Though overweight and a heavy smoker, Howard could outrun most criminals. He kept his strength up his whole career. Duane Bauer, who joined the force the year before Howard retired, remembers an incident at Michigan Stadium when two drunks were creating a disturbance down by the field. “Red took both by the neck and took them up seventy-two steps. He was a powerful man.”
Before and after football games, Howard also directed traffic at the corner of State and Packard. When people asked if he wasn’t scared of being run over, he’d reply, “If they hit me, they’ll get a big grease spot.” Not surprisingly, he made a big impression on out-of-towners. Bauer, who took over that intersection after Howard retired, recalls, “More people wanted to know what happened to big old Red.”
Howard’s real first name was Marland; he got the nickname Red as a schoolboy because of the color of his hair. He was born in 1878 in Saline, the son of an Irish produce merchant, and grew up on Hiscock Street in Ann Arbor.
At the time, half the town was of German descent. Howard learned to speak the language from other kids in the neighborhood. (“He could rattle off German like anything,” his daughter remembers.) He was often called the German-Irish cop, because he always lived in German neighborhoods and enjoyed German beer and German food.
Howard quit school when he was eleven and worked at a grocery store and then at Godfrey Moving (he was a relative of owner Dana Creal) before joining the police. He married Rose Galligan of Northfield Township in 1903, and they lived at 410 West Washington, where the Y now stands. Along with their own four children, the Howards usually had other relatives living with them.
Howard’s personal life mirrored his police style. He was warm and loving, but also strict. He told his sons, “If you get arrested and go to jail, don’t call me.” He kept a careful eye on his girls. “I couldn’t do anything that wouldn’t get back to him,” recalls Ingram. His granddaughter Joan Dwyer Hume, who also lived in the house, recalls that Howard checked out all her boyfriends to make sure they didn’t have police records. But Hume also has wonderful memories of walking home from St. Thomas School when Howard was walking his beat on Huron Street.
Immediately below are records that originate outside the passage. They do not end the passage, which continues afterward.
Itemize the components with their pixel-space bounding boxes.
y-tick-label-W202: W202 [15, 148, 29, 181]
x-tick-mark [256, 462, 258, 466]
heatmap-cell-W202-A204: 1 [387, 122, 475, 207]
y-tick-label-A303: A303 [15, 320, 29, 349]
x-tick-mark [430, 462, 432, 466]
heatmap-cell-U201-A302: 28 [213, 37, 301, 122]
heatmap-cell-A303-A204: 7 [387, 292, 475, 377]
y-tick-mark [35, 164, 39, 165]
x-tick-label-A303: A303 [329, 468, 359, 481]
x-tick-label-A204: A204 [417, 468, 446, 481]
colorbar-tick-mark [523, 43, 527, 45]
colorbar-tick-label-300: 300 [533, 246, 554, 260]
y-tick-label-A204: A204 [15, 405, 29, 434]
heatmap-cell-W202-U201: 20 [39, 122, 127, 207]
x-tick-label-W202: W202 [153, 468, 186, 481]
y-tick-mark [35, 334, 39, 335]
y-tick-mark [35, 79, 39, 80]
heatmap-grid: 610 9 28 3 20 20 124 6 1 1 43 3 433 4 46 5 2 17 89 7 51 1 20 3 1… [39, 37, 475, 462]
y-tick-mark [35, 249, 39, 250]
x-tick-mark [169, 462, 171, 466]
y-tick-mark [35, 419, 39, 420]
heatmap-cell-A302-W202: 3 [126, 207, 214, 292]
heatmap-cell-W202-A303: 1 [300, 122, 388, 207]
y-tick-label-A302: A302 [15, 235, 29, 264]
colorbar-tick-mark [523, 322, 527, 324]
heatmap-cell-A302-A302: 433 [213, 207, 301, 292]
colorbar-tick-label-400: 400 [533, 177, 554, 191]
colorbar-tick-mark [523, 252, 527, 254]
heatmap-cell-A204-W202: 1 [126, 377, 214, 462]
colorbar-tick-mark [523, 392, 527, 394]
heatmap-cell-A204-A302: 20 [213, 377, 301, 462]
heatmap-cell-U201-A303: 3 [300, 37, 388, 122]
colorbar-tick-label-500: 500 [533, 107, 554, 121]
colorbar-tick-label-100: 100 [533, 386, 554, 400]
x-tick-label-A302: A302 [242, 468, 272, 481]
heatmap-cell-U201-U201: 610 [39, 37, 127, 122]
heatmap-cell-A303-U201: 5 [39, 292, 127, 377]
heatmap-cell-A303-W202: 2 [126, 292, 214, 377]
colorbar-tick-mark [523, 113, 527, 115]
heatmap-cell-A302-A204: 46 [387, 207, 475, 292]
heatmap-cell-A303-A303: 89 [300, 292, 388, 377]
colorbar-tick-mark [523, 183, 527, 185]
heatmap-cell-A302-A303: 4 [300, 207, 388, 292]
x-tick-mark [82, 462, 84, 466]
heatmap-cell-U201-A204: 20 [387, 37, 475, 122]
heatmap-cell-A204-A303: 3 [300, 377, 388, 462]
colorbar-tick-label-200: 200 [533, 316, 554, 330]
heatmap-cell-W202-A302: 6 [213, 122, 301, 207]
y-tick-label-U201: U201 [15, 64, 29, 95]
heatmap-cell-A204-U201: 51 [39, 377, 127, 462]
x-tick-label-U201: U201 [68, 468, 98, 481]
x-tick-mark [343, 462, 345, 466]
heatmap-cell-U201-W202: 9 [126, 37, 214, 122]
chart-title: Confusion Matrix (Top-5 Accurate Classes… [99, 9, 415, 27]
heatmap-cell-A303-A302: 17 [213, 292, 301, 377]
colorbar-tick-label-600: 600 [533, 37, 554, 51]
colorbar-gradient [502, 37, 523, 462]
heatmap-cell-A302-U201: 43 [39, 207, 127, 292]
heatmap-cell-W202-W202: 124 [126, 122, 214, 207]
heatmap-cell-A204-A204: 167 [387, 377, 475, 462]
He’d watch for her so that he could take Hume and her friends to Candy Land for ice cream.
In 1937, after thirty years of service and completion of a training course on new police methods, Howard was promoted to sergeant. “Even after he was a sergeant, he’d still go out on the beat because he loved it,” recalls Ingram. “He went down to Main Street, where everyone knew him and thought he was the greatest. He didn’t give two hoots for an office.”
Howard’s personality and seniority won the respect of his fellow officers (there were eight when he started, more than forty by the time he retired). “He was the only policeman who could bring a bottle of beer with his lunch,” Bauer remembers. John Walter, who joined the police the same year as Bauer, recalls that they called Howard “Pappy” because he was the oldest man on the force. “He was a joyful guy,” says Walter. “We kidded him an awful lot. He took it and gave it back.”
Howard didn’t retire until he was sixty-nine. “All I ever wanted to do was police work,” he
told Ingram. “I loved every minute.” His family held a huge retirement party in his honor.
Afterward, Howard spent more time at his cottage on Crooked Lake. He loved to fish, and had a boat
that was specially built to hold his weight.
In declining health, he also spent time in the hospital. Ingram and Hume remember coming to visit him and finding three clergymen sitting at his bedside: the ministers from Zion and Bethlehem, and Father Carey from St. Thomas. They were discussing fishing.
Howard died of lung cancer in 1948, just a year after he retired. His funeral was held at St. Thomas with police chief Casper Enkemann and judge Jay Paine among the pallbearers. “When he passed, we learned a lot,” his daughter recalls. “It was such a big funeral. Police came from out of town, firemen, and people he helped. He made an impression. He had more friends than he ever knew.”